Sujam-se de cocó e deixam escorrer sangue da boca: estas cobras fingem a sua própria morte e são teatreiras a fazê-lo

CNN , Issy Ronald
26 mai, 19:00
As cobras-dado podem sujar-se de fezes e deitar sangue pela boca para dissuadir os predadores. (Vukašin Bjelica/Universidade de Belgrado via CNN Newsource)

A época das cerimónias de entrega de prémios pode ter terminado para os atores humanos este ano, mas não há descanso para alguns dos mais audaciosos atores da natureza.

As cobras-dado podem fingir a sua própria morte quando são atacadas por predadores, fazendo uma exibição teatral que inclui sujarem-se com o seu próprio cocó e deixarem o sangue escorrer da boca.

Os investigadores examinaram três tipos de cobras-dado na Macedónia do Norte. (Jozef Kaut via CNN Newsource)

E as cobras que usam estes efeitos dramáticos passam menos tempo a fingir a sua própria morte e, consequentemente, menos tempo numa situação perigosa, do que as suas congéneres que não usam esta estratégia, segundo um estudo publicado a 8 de maio na revista Biology Letters.

Muitos animais fingem a sua própria morte como mecanismo de defesa contra predadores, com exemplos observados entre insetos, peixes, anfíbios, répteis, aves e mamíferos, mas ainda não se sabe como - e até que ponto - funciona.

"Há teorias contraditórias sobre a origem da simulação da morte", disse à CNN, por correio eletrónico, Vukašin Bjelica, investigador associado da Universidade de Belgrado, na Sérvia, e um dos autores do estudo.

"Alguns dizem que é uma resposta consciente, enquanto outros afirmam que não é.

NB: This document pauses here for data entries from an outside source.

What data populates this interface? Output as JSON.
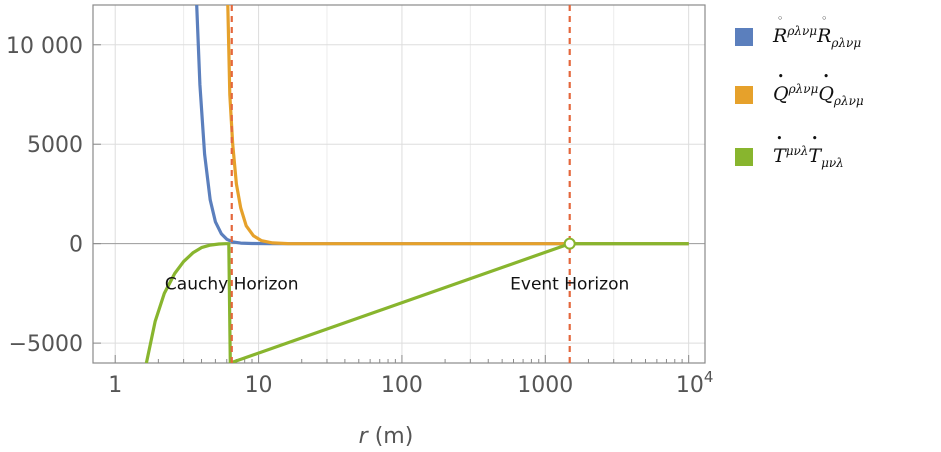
{
  "chart_data": {
    "type": "line",
    "x_scale": "log",
    "xlim": [
      0.7,
      13000
    ],
    "ylim": [
      -6000,
      12000
    ],
    "x_ticks": [
      1,
      10,
      100,
      1000,
      10000
    ],
    "x_tick_labels": [
      "1",
      "10",
      "100",
      "1000",
      "10^4"
    ],
    "y_ticks": [
      -5000,
      0,
      5000,
      10000
    ],
    "y_tick_labels": [
      "−5000",
      "0",
      "5000",
      "10 000"
    ],
    "xlabel_symbol": "r",
    "xlabel_unit": "(m)",
    "grid": true,
    "legend_position": "right",
    "series": [
      {
        "name": "Rͦ^{ρλνμ} Rͦ_{ρλνμ}",
        "color": "#5b7fbd",
        "points": [
          [
            3.7,
            12000
          ],
          [
            3.9,
            8000
          ],
          [
            4.2,
            4500
          ],
          [
            4.6,
            2200
          ],
          [
            5.0,
            1100
          ],
          [
            5.5,
            500
          ],
          [
            6.0,
            220
          ],
          [
            6.6,
            90
          ],
          [
            7.5,
            30
          ],
          [
            9,
            8
          ],
          [
            12,
            0
          ],
          [
            10000,
            0
          ]
        ]
      },
      {
        "name": "Q̇^{ρλνμ} Q̇_{ρλνμ}",
        "color": "#e6a12b",
        "points": [
          [
            6.1,
            12000
          ],
          [
            6.3,
            7500
          ],
          [
            6.6,
            5000
          ],
          [
            7.0,
            3000
          ],
          [
            7.5,
            1800
          ],
          [
            8.2,
            900
          ],
          [
            9.2,
            400
          ],
          [
            10.5,
            150
          ],
          [
            12.5,
            40
          ],
          [
            16,
            5
          ],
          [
            20,
            0
          ],
          [
            10000,
            0
          ]
        ]
      },
      {
        "name": "Ṫ^{μνλ} Ṫ_{μνλ}",
        "color": "#88b52e",
        "points": [
          [
            1.65,
            -6000
          ],
          [
            1.9,
            -3900
          ],
          [
            2.2,
            -2500
          ],
          [
            2.6,
            -1500
          ],
          [
            3.0,
            -900
          ],
          [
            3.5,
            -450
          ],
          [
            4.0,
            -200
          ],
          [
            4.6,
            -70
          ],
          [
            5.3,
            -15
          ],
          [
            5.9,
            -2
          ],
          [
            6.2,
            0
          ],
          [
            6.35,
            -6000
          ],
          [
            1480,
            0
          ],
          [
            10000,
            0
          ]
        ]
      }
    ],
    "vertical_lines": [
      {
        "x": 6.5,
        "color": "#e4673c",
        "style": "dashed"
      },
      {
        "x": 1480,
        "color": "#e4673c",
        "style": "dashed"
      }
    ],
    "annotations": [
      {
        "text": "Cauchy Horizon",
        "x": 6.5,
        "y": -2000
      },
      {
        "text": "Event Horizon",
        "x": 1480,
        "y": -2000
      }
    ],
    "markers": [
      {
        "x": 1480,
        "y": 0,
        "color": "#88b52e",
        "shape": "open-circle"
      }
    ]
  },
  "legend": [
    {
      "base": "R",
      "accent": "◦",
      "sup": "ρλνμ",
      "sub": "ρλνμ",
      "color": "#5b7fbd"
    },
    {
      "base": "Q",
      "accent": "•",
      "sup": "ρλνμ",
      "sub": "ρλνμ",
      "color": "#e6a12b"
    },
    {
      "base": "T",
      "accent": "•",
      "sup": "μνλ",
      "sub": "μνλ",
      "color": "#88b52e"
    }
  ]
}
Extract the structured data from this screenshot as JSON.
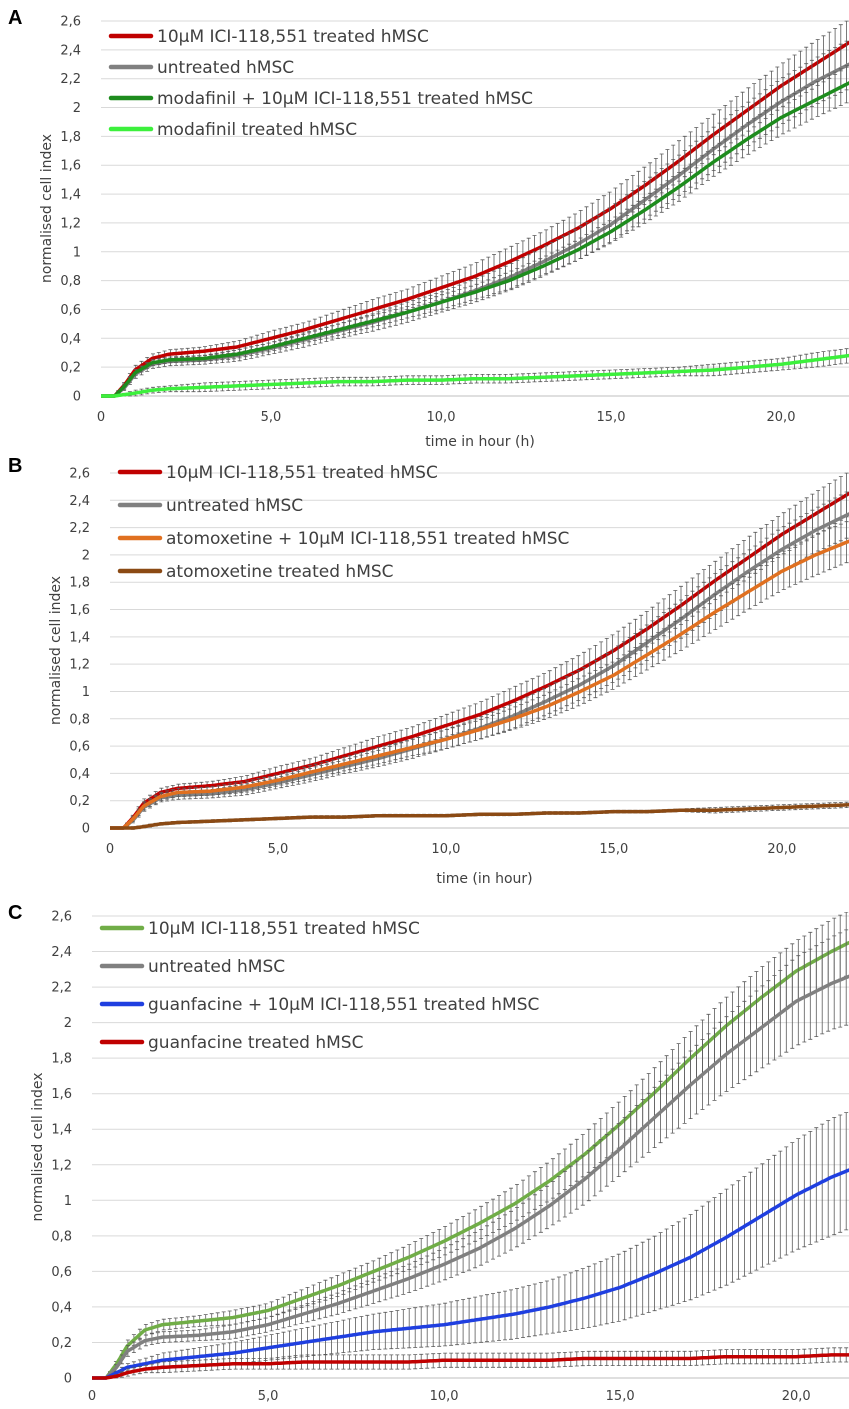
{
  "chart_data": [
    {
      "panel_label": "A",
      "type": "line",
      "xlabel": "time in hour (h)",
      "ylabel": "normalised cell index",
      "xlim": [
        0,
        22
      ],
      "ylim": [
        0,
        2.6
      ],
      "x_ticks": [
        "0",
        "5,0",
        "10,0",
        "15,0",
        "20,0"
      ],
      "y_ticks": [
        "0",
        "0,2",
        "0,4",
        "0,6",
        "0,8",
        "1",
        "1,2",
        "1,4",
        "1,6",
        "1,8",
        "2",
        "2,2",
        "2,4",
        "2,6"
      ],
      "grid": "horizontal",
      "legend_position": "top-left",
      "error_bars": true,
      "x": [
        0,
        0.4,
        0.7,
        1,
        1.5,
        2,
        3,
        4,
        5,
        6,
        7,
        8,
        9,
        10,
        11,
        12,
        13,
        14,
        15,
        16,
        17,
        18,
        19,
        20,
        21,
        22
      ],
      "series": [
        {
          "name": "10µM ICI-118,551 treated hMSC",
          "color": "#c00000",
          "values": [
            0,
            0,
            0.08,
            0.18,
            0.26,
            0.29,
            0.31,
            0.34,
            0.4,
            0.46,
            0.53,
            0.6,
            0.67,
            0.75,
            0.83,
            0.93,
            1.04,
            1.16,
            1.3,
            1.46,
            1.63,
            1.81,
            1.98,
            2.15,
            2.3,
            2.45
          ],
          "errors": [
            0,
            0,
            0.02,
            0.03,
            0.03,
            0.03,
            0.03,
            0.04,
            0.05,
            0.05,
            0.06,
            0.07,
            0.07,
            0.08,
            0.09,
            0.1,
            0.1,
            0.11,
            0.12,
            0.13,
            0.14,
            0.14,
            0.15,
            0.15,
            0.16,
            0.16
          ]
        },
        {
          "name": "untreated hMSC",
          "color": "#808080",
          "values": [
            0,
            0,
            0.06,
            0.15,
            0.22,
            0.24,
            0.25,
            0.28,
            0.33,
            0.39,
            0.45,
            0.51,
            0.58,
            0.65,
            0.73,
            0.82,
            0.93,
            1.05,
            1.19,
            1.36,
            1.53,
            1.71,
            1.88,
            2.04,
            2.18,
            2.3
          ],
          "errors": [
            0,
            0,
            0.02,
            0.03,
            0.03,
            0.03,
            0.03,
            0.04,
            0.04,
            0.05,
            0.05,
            0.06,
            0.07,
            0.07,
            0.08,
            0.09,
            0.1,
            0.11,
            0.12,
            0.13,
            0.14,
            0.15,
            0.15,
            0.16,
            0.16,
            0.17
          ]
        },
        {
          "name": "modafinil + 10µM ICI-118,551 treated hMSC",
          "color": "#1e8c1e",
          "values": [
            0,
            0,
            0.07,
            0.16,
            0.23,
            0.25,
            0.26,
            0.29,
            0.34,
            0.4,
            0.46,
            0.52,
            0.58,
            0.65,
            0.72,
            0.8,
            0.9,
            1.01,
            1.14,
            1.29,
            1.45,
            1.62,
            1.78,
            1.93,
            2.05,
            2.17
          ],
          "errors": [
            0,
            0,
            0.02,
            0.02,
            0.02,
            0.02,
            0.02,
            0.03,
            0.03,
            0.03,
            0.04,
            0.04,
            0.04,
            0.05,
            0.05,
            0.06,
            0.06,
            0.07,
            0.08,
            0.09,
            0.1,
            0.1,
            0.11,
            0.12,
            0.12,
            0.13
          ]
        },
        {
          "name": "modafinil treated hMSC",
          "color": "#3cf03c",
          "values": [
            0,
            0,
            0.01,
            0.02,
            0.04,
            0.05,
            0.06,
            0.07,
            0.08,
            0.09,
            0.1,
            0.1,
            0.11,
            0.11,
            0.12,
            0.12,
            0.13,
            0.14,
            0.15,
            0.16,
            0.17,
            0.18,
            0.2,
            0.22,
            0.25,
            0.28
          ],
          "errors": [
            0,
            0,
            0.01,
            0.02,
            0.02,
            0.02,
            0.03,
            0.03,
            0.03,
            0.03,
            0.03,
            0.03,
            0.03,
            0.03,
            0.03,
            0.03,
            0.03,
            0.03,
            0.03,
            0.03,
            0.03,
            0.04,
            0.04,
            0.04,
            0.05,
            0.05
          ]
        }
      ]
    },
    {
      "panel_label": "B",
      "type": "line",
      "xlabel": "time (in hour)",
      "ylabel": "normalised cell index",
      "xlim": [
        0,
        22
      ],
      "ylim": [
        0,
        2.6
      ],
      "x_ticks": [
        "0",
        "5,0",
        "10,0",
        "15,0",
        "20,0"
      ],
      "y_ticks": [
        "0",
        "0,2",
        "0,4",
        "0,6",
        "0,8",
        "1",
        "1,2",
        "1,4",
        "1,6",
        "1,8",
        "2",
        "2,2",
        "2,4",
        "2,6"
      ],
      "grid": "horizontal",
      "legend_position": "top-left",
      "error_bars": true,
      "x": [
        0,
        0.4,
        0.7,
        1,
        1.5,
        2,
        3,
        4,
        5,
        6,
        7,
        8,
        9,
        10,
        11,
        12,
        13,
        14,
        15,
        16,
        17,
        18,
        19,
        20,
        21,
        22
      ],
      "series": [
        {
          "name": "10µM ICI-118,551 treated hMSC",
          "color": "#c00000",
          "values": [
            0,
            0,
            0.08,
            0.18,
            0.26,
            0.29,
            0.31,
            0.34,
            0.4,
            0.46,
            0.53,
            0.6,
            0.67,
            0.75,
            0.83,
            0.93,
            1.04,
            1.16,
            1.3,
            1.46,
            1.63,
            1.81,
            1.98,
            2.15,
            2.3,
            2.45
          ],
          "errors": [
            0,
            0,
            0.02,
            0.03,
            0.03,
            0.03,
            0.03,
            0.04,
            0.05,
            0.05,
            0.06,
            0.07,
            0.07,
            0.08,
            0.09,
            0.1,
            0.1,
            0.11,
            0.12,
            0.13,
            0.14,
            0.14,
            0.15,
            0.15,
            0.16,
            0.16
          ]
        },
        {
          "name": "untreated hMSC",
          "color": "#808080",
          "values": [
            0,
            0,
            0.06,
            0.15,
            0.22,
            0.24,
            0.25,
            0.28,
            0.33,
            0.39,
            0.45,
            0.51,
            0.58,
            0.65,
            0.73,
            0.82,
            0.93,
            1.05,
            1.19,
            1.36,
            1.53,
            1.71,
            1.88,
            2.04,
            2.18,
            2.3
          ],
          "errors": [
            0,
            0,
            0.02,
            0.03,
            0.03,
            0.03,
            0.03,
            0.04,
            0.04,
            0.05,
            0.05,
            0.06,
            0.07,
            0.07,
            0.08,
            0.09,
            0.1,
            0.11,
            0.12,
            0.13,
            0.14,
            0.15,
            0.15,
            0.16,
            0.16,
            0.17
          ]
        },
        {
          "name": "atomoxetine + 10µM ICI-118,551 treated hMSC",
          "color": "#e07020",
          "values": [
            0,
            0,
            0.07,
            0.16,
            0.23,
            0.26,
            0.27,
            0.3,
            0.35,
            0.41,
            0.47,
            0.53,
            0.59,
            0.65,
            0.72,
            0.8,
            0.89,
            1.0,
            1.12,
            1.27,
            1.42,
            1.58,
            1.73,
            1.88,
            2.0,
            2.1
          ],
          "errors": [
            0,
            0,
            0.02,
            0.03,
            0.03,
            0.03,
            0.03,
            0.04,
            0.04,
            0.05,
            0.05,
            0.06,
            0.06,
            0.07,
            0.07,
            0.08,
            0.09,
            0.1,
            0.1,
            0.11,
            0.12,
            0.13,
            0.13,
            0.14,
            0.15,
            0.15
          ]
        },
        {
          "name": "atomoxetine treated hMSC",
          "color": "#8b4a14",
          "values": [
            0,
            0,
            0,
            0.01,
            0.03,
            0.04,
            0.05,
            0.06,
            0.07,
            0.08,
            0.08,
            0.09,
            0.09,
            0.09,
            0.1,
            0.1,
            0.11,
            0.11,
            0.12,
            0.12,
            0.13,
            0.13,
            0.14,
            0.15,
            0.16,
            0.17
          ],
          "errors": [
            0,
            0,
            0.01,
            0.01,
            0.01,
            0.01,
            0.01,
            0.01,
            0.01,
            0.01,
            0.01,
            0.01,
            0.01,
            0.01,
            0.01,
            0.01,
            0.01,
            0.01,
            0.01,
            0.01,
            0.01,
            0.02,
            0.02,
            0.02,
            0.02,
            0.02
          ]
        }
      ]
    },
    {
      "panel_label": "C",
      "type": "line",
      "xlabel": "",
      "ylabel": "normalised cell index",
      "xlim": [
        0,
        21.5
      ],
      "ylim": [
        0,
        2.6
      ],
      "x_ticks": [
        "0",
        "5,0",
        "10,0",
        "15,0",
        "20,0"
      ],
      "y_ticks": [
        "0",
        "0,2",
        "0,4",
        "0,6",
        "0,8",
        "1",
        "1,2",
        "1,4",
        "1,6",
        "1,8",
        "2",
        "2,2",
        "2,4",
        "2,6"
      ],
      "grid": "horizontal",
      "legend_position": "top-left",
      "error_bars": true,
      "x": [
        0,
        0.4,
        0.7,
        1,
        1.5,
        2,
        3,
        4,
        5,
        6,
        7,
        8,
        9,
        10,
        11,
        12,
        13,
        14,
        15,
        16,
        17,
        18,
        19,
        20,
        21,
        21.5
      ],
      "series": [
        {
          "name": "10µM ICI-118,551 treated hMSC",
          "color": "#70ad47",
          "values": [
            0,
            0,
            0.08,
            0.18,
            0.27,
            0.3,
            0.32,
            0.34,
            0.38,
            0.45,
            0.52,
            0.6,
            0.68,
            0.77,
            0.87,
            0.98,
            1.11,
            1.26,
            1.43,
            1.61,
            1.8,
            1.98,
            2.14,
            2.29,
            2.4,
            2.45
          ],
          "errors": [
            0,
            0,
            0.02,
            0.03,
            0.03,
            0.03,
            0.03,
            0.04,
            0.04,
            0.05,
            0.06,
            0.06,
            0.07,
            0.08,
            0.09,
            0.1,
            0.11,
            0.12,
            0.13,
            0.14,
            0.15,
            0.16,
            0.17,
            0.17,
            0.18,
            0.18
          ]
        },
        {
          "name": "untreated hMSC",
          "color": "#808080",
          "values": [
            0,
            0,
            0.06,
            0.15,
            0.21,
            0.23,
            0.24,
            0.26,
            0.3,
            0.36,
            0.42,
            0.49,
            0.56,
            0.64,
            0.73,
            0.84,
            0.97,
            1.12,
            1.29,
            1.47,
            1.65,
            1.82,
            1.97,
            2.12,
            2.22,
            2.26
          ],
          "errors": [
            0,
            0,
            0.02,
            0.03,
            0.03,
            0.03,
            0.03,
            0.04,
            0.04,
            0.05,
            0.06,
            0.07,
            0.08,
            0.09,
            0.1,
            0.11,
            0.12,
            0.14,
            0.15,
            0.17,
            0.19,
            0.21,
            0.23,
            0.25,
            0.26,
            0.27
          ]
        },
        {
          "name": "guanfacine + 10µM ICI-118,551 treated hMSC",
          "color": "#1f3fe0",
          "values": [
            0,
            0,
            0.03,
            0.06,
            0.08,
            0.1,
            0.12,
            0.14,
            0.17,
            0.2,
            0.23,
            0.26,
            0.28,
            0.3,
            0.33,
            0.36,
            0.4,
            0.45,
            0.51,
            0.59,
            0.68,
            0.79,
            0.91,
            1.03,
            1.13,
            1.17
          ],
          "errors": [
            0,
            0,
            0.01,
            0.02,
            0.03,
            0.04,
            0.05,
            0.06,
            0.07,
            0.08,
            0.09,
            0.1,
            0.11,
            0.12,
            0.13,
            0.14,
            0.15,
            0.17,
            0.19,
            0.21,
            0.24,
            0.27,
            0.29,
            0.31,
            0.33,
            0.33
          ]
        },
        {
          "name": "guanfacine treated hMSC",
          "color": "#c00000",
          "values": [
            0,
            0,
            0.01,
            0.03,
            0.05,
            0.06,
            0.07,
            0.08,
            0.08,
            0.09,
            0.09,
            0.09,
            0.09,
            0.1,
            0.1,
            0.1,
            0.1,
            0.11,
            0.11,
            0.11,
            0.11,
            0.12,
            0.12,
            0.12,
            0.13,
            0.13
          ],
          "errors": [
            0,
            0,
            0.01,
            0.02,
            0.02,
            0.03,
            0.03,
            0.03,
            0.03,
            0.04,
            0.04,
            0.04,
            0.04,
            0.04,
            0.04,
            0.04,
            0.04,
            0.04,
            0.04,
            0.04,
            0.04,
            0.04,
            0.04,
            0.04,
            0.04,
            0.04
          ]
        }
      ]
    }
  ]
}
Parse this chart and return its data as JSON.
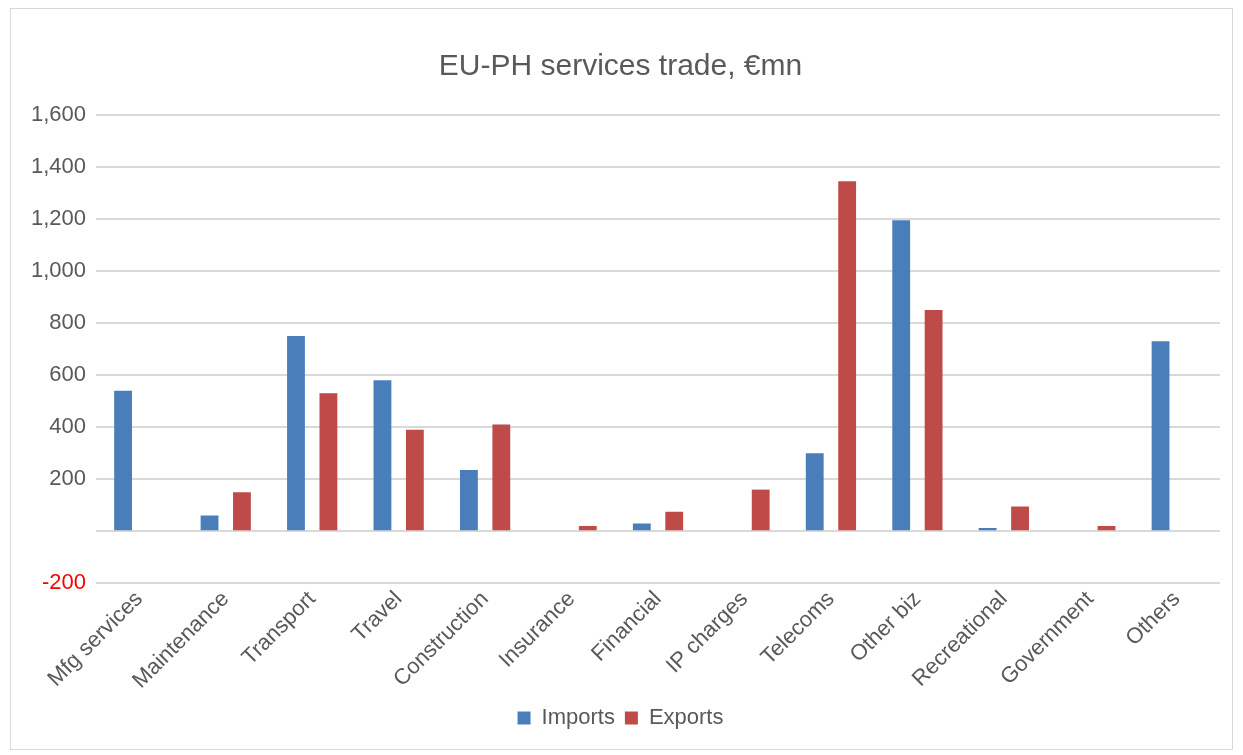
{
  "chart_data": {
    "type": "bar",
    "title": "EU-PH services trade, €mn",
    "categories": [
      "Mfg services",
      "Maintenance",
      "Transport",
      "Travel",
      "Construction",
      "Insurance",
      "Financial",
      "IP charges",
      "Telecoms",
      "Other biz",
      "Recreational",
      "Government",
      "Others"
    ],
    "series": [
      {
        "name": "Imports",
        "color": "#4a7ebb",
        "values": [
          540,
          60,
          750,
          580,
          235,
          0,
          30,
          0,
          300,
          1195,
          12,
          0,
          730
        ]
      },
      {
        "name": "Exports",
        "color": "#be4b48",
        "values": [
          0,
          150,
          530,
          390,
          410,
          20,
          75,
          160,
          1345,
          850,
          95,
          20,
          0
        ]
      }
    ],
    "ylim": [
      -200,
      1600
    ],
    "yticks": [
      -200,
      {
        "value": 0,
        "label": null
      },
      200,
      400,
      600,
      800,
      {
        "value": 1000,
        "label": "1,000"
      },
      {
        "value": 1200,
        "label": "1,200"
      },
      {
        "value": 1400,
        "label": "1,400"
      },
      {
        "value": 1600,
        "label": "1,600"
      }
    ],
    "grid": "y",
    "legend": "bottom"
  }
}
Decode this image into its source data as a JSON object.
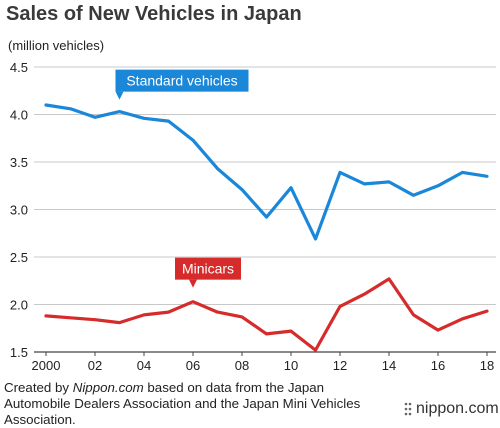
{
  "chart_data": {
    "type": "line",
    "title": "Sales of New Vehicles in Japan",
    "ylabel": "(million vehicles)",
    "xlabel": "",
    "ylim": [
      1.5,
      4.5
    ],
    "yticks": [
      "1.5",
      "2.0",
      "2.5",
      "3.0",
      "3.5",
      "4.0",
      "4.5"
    ],
    "xticks": [
      "2000",
      "02",
      "04",
      "06",
      "08",
      "10",
      "12",
      "14",
      "16",
      "18"
    ],
    "x": [
      2000,
      2001,
      2002,
      2003,
      2004,
      2005,
      2006,
      2007,
      2008,
      2009,
      2010,
      2011,
      2012,
      2013,
      2014,
      2015,
      2016,
      2017,
      2018
    ],
    "grid": "horizontal",
    "series": [
      {
        "name": "Standard vehicles",
        "color": "#1a87d8",
        "values": [
          4.1,
          4.06,
          3.97,
          4.03,
          3.96,
          3.93,
          3.73,
          3.43,
          3.21,
          2.92,
          3.23,
          2.69,
          3.39,
          3.27,
          3.29,
          3.15,
          3.25,
          3.39,
          3.35
        ]
      },
      {
        "name": "Minicars",
        "color": "#d62b2b",
        "values": [
          1.88,
          1.86,
          1.84,
          1.81,
          1.89,
          1.92,
          2.03,
          1.92,
          1.87,
          1.69,
          1.72,
          1.52,
          1.98,
          2.11,
          2.27,
          1.89,
          1.73,
          1.85,
          1.93
        ]
      }
    ]
  },
  "footer": {
    "prefix": "Created by ",
    "source_site": "Nippon.com",
    "suffix": " based on data from the Japan Automobile Dealers Association and the Japan Mini Vehicles Association."
  },
  "brand": {
    "name": "nippon.com",
    "icon": "nippon-dots-icon"
  }
}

Uma teoria é que é a resposta de defesa 'mais primitiva', semelhante ao congelamento numa situação de elevado stress", disse.

Ficar imóvel e expor partes vulneráveis do corpo a um predador é arriscado e, por isso, os investigadores da Universidade de Belgrado colocaram a hipótese de que quanto mais dramático fosse o espetáculo, menos tempo as cobras teriam de passar em perigo.

Para testar isto, os investigadores viajaram até Golem Grad, uma ilha num lago no norte da Macedónia, onde as cobras são comuns.

Aí, agarraram em 263 das cobras-dado não venenosas e beliscaram-nas com os dedos para simular as ações de um predador, antes de libertarem cada serpente e de cronometrarem o seu comportamento subsequente enquanto fingiam a morte.

Observaram que algumas serpentes se fingiam de mortas deixando a boca aberta, outras sujavam-se com cocó e outras ainda escorriam sangue pela boca.

As 28 serpentes que sangraram pela boca passaram, em média, menos dois segundos a fingir-se de mortas, segundo o estudo, embora algumas serpentes que não se exibiram tenham passado também menos tempo a fingir-se de mortas, talvez devido a outros fatores como a temperatura, o sexo ou o tamanho.

No geral, as cobras passaram entre seis e 24 segundos fingindo-se de mortas.

Sangrar pela boca foi um comportamento relativamente incomum e observado em apenas 28 das serpentes testadas, enquanto borrar cocó ocorreu em 124 dos casos.

Nem todas as cobras testadas fingiram a sua própria morte. As cobras juvenis capturadas fingiram a morte durante um período muito mais curto e sangraram muito menos pela boca, e estes comportamentos estavam completamente ausentes em cobras recém-nascidas de uma espécie semelhante, segundo o estudo, talvez devido aos perigos associados.

O comportamento antipredador depende de muitas coisas diferentes, como o sexo do indivíduo, a temperatura corporal, o tamanho, a idade, a presença de alimento no intestino, a presença de ovos nas fêmeas, a experiência anterior com um predador e ferimentos pré-existentes, disse Bjelica.

"Ainda não se sabe exatamente como cada indivíduo 'adapta' a sua resposta contra o predador e as nossas observações são sobretudo limitadas, uma vez que a maior parte delas provém de interações com investigadores humanos e não de observações de encontros na vida real com predadores naturais", acrescentou.

O facto de se sujar com cocó torna a cobra menos apetecível para o seu predador, o que, segundo os investigadores, explica por que razão as cobras que o fazem antes de se fingirem de mortas passam menos tempo nessa situação.

Embora as cobras não esguichem sangue diretamente para os seus predadores, como fazem os lagartos cornudos, o sangramento da boca assinala a sua morte aparente ao predador. Os investigadores acreditam que a hemorragia é causada por um aumento da pressão sanguínea, provocado por níveis elevados de hormonas do stress, disse Bjelica.

Os resultados do estudo precisam agora de ser reproduzidos noutras espécies e ecossistemas, disseram os investigadores, acrescentando que a investigação futura deve centrar-se na sequência precisa dos comportamentos exibidos.